For the purpose of comparison, a nickel-plated copper wire of 1.0 mm in wire diameter, being coated with a nickel plating layer of 10 µm in thickness, was subjected to measurement of conductivity, which was 92 % IACS. The conductivity was reduced to 65 % IACS after the nickel-plated copper wire was maintained under environment of 500°C for 2000 hours. The nickel plating layer provided on the surface of this wire was oxidized.
As hereinabove described, the composite conductor according to the present invention has an excellent conductive property and can be manufactured at a low cost, since its core part is made of copper or a copper alloy. Further, the conductive intermediate layer is provided between the nickel layer and the core part, whereby it is possible to prevent interdiffusion under a high temperature as well as to minimize reduction of conductivity. In addition, the conductive intermediate layer can contribute to the conductive property, to attain high conductivity.
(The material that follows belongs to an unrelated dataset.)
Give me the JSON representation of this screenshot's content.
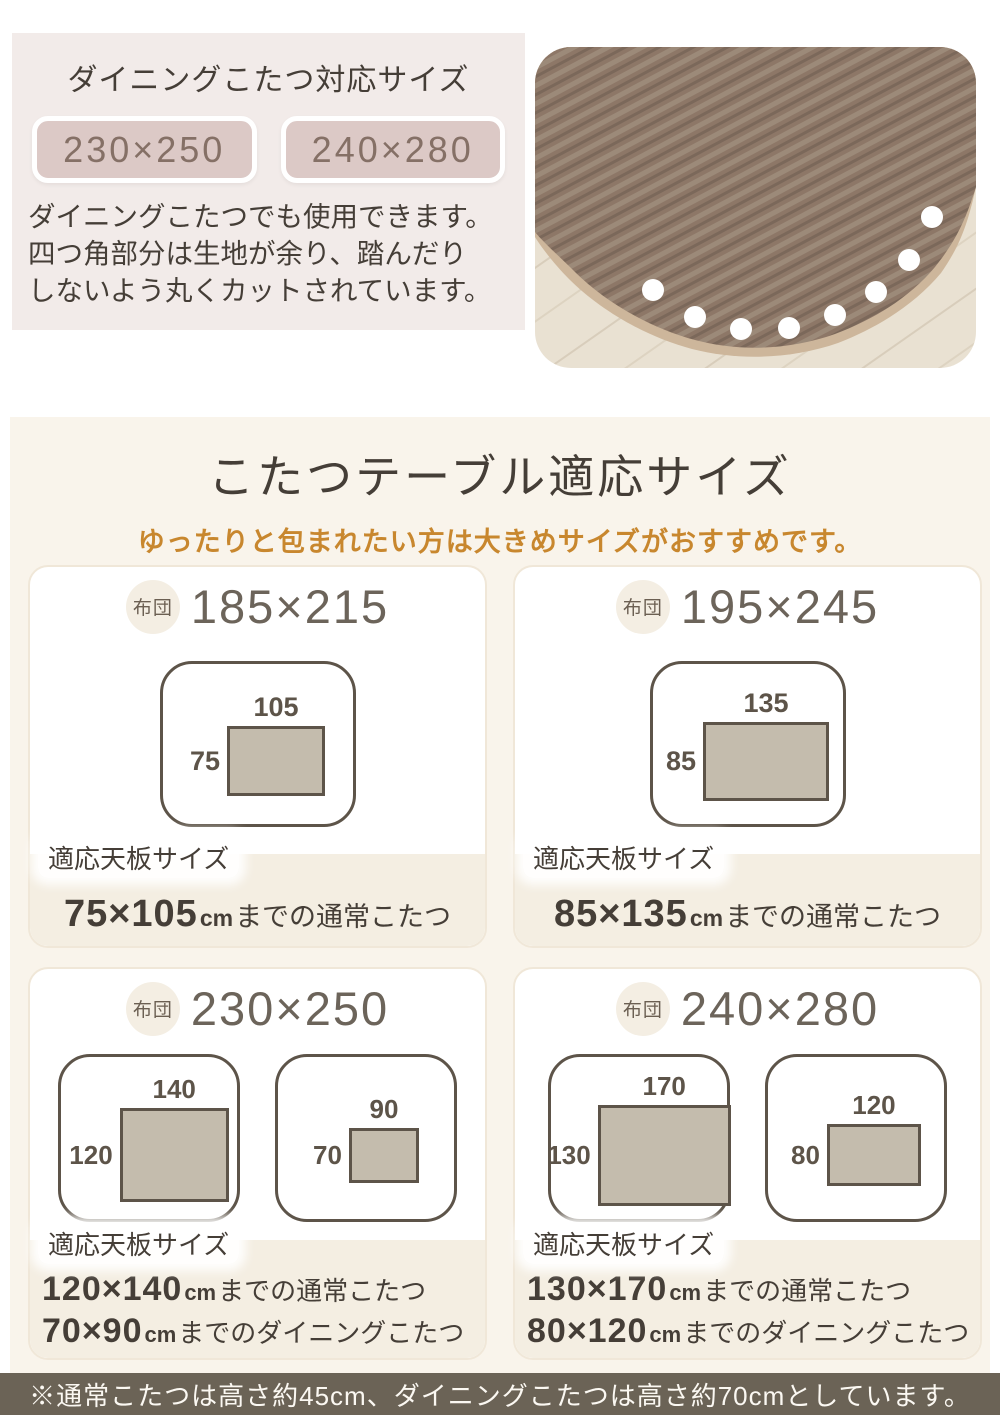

Thus, the composite conductor according to the present invention is useful as a conductor for a heat-resistant insulated wire.

Claims

A composite heat resistant and oxidation resistant electrical wire, comprising:
an electrically conducting core consisting of copper or a copper alloy;

an electrically conducting intermediate layer circumferentially surrounding said core, said intermediate layer being made of an electrically conducting material selected from the group consisting of titanium boride and carbon; and

a nickel layer circumferentially surrounding said electrically conducting intermediate layer.
The composite electrical wire according to claim 1, further comprising an oxidation inhibiting ceramics layer provided on the exterior of said nickel layer.
The composite electrical wire according to claim 1 or 2, wherein said copper alloy contains at least 0.1 % by weight of silver.
The composite electrical wire according to any of claims 1 to 3, wherein
said electrically conducting intermediate layer has a thickness of at least 0.05 µm.
The composite electrical wire according to any of claims 1 to 4, wherein
particles forming said electrically conducting intermediate layer and said oxidation inhibiting ceramics layer are at the most 5 µm in mean particle diameter.
The composite electrical wire according to any of claims 2 to 5, wherein
said oxidation inhibiting ceramics layer is at least 0.3 µm in thickness.
The composite electrical wire according to any of claims 2 to 6, wherein
said oxidation inhibiting ceramics layer is at least 1 µm in thickness.
A method of manufacturing a composite heat resistant and oxidation resistant electrical wire, comprising the steps of:
preparing a core consisting of copper or a copper alloy;

coating said core by extruding a mixture of a binder and powder of a conductive material selected from the group consisting of titanium boride and carbon to form an electrically conductive intermediate layer around said core;

covering the obtained wire having said electrically conductive intermediate layer with a nickel tape under an inert gas or reducing gas atmosphere, continuously welding the seam of said tape and cladding said wire by a cladding die; and

drawing the clad wire into a prescribed wire diameter.
The method of manufacturing a composite wire according to claim 8, further comprising the step of
forming a ceramics layer around said drawn wire.
The method of manufacturing a composite wire according to claim 8 or 9, wherein
said binder consists of a phenol resin.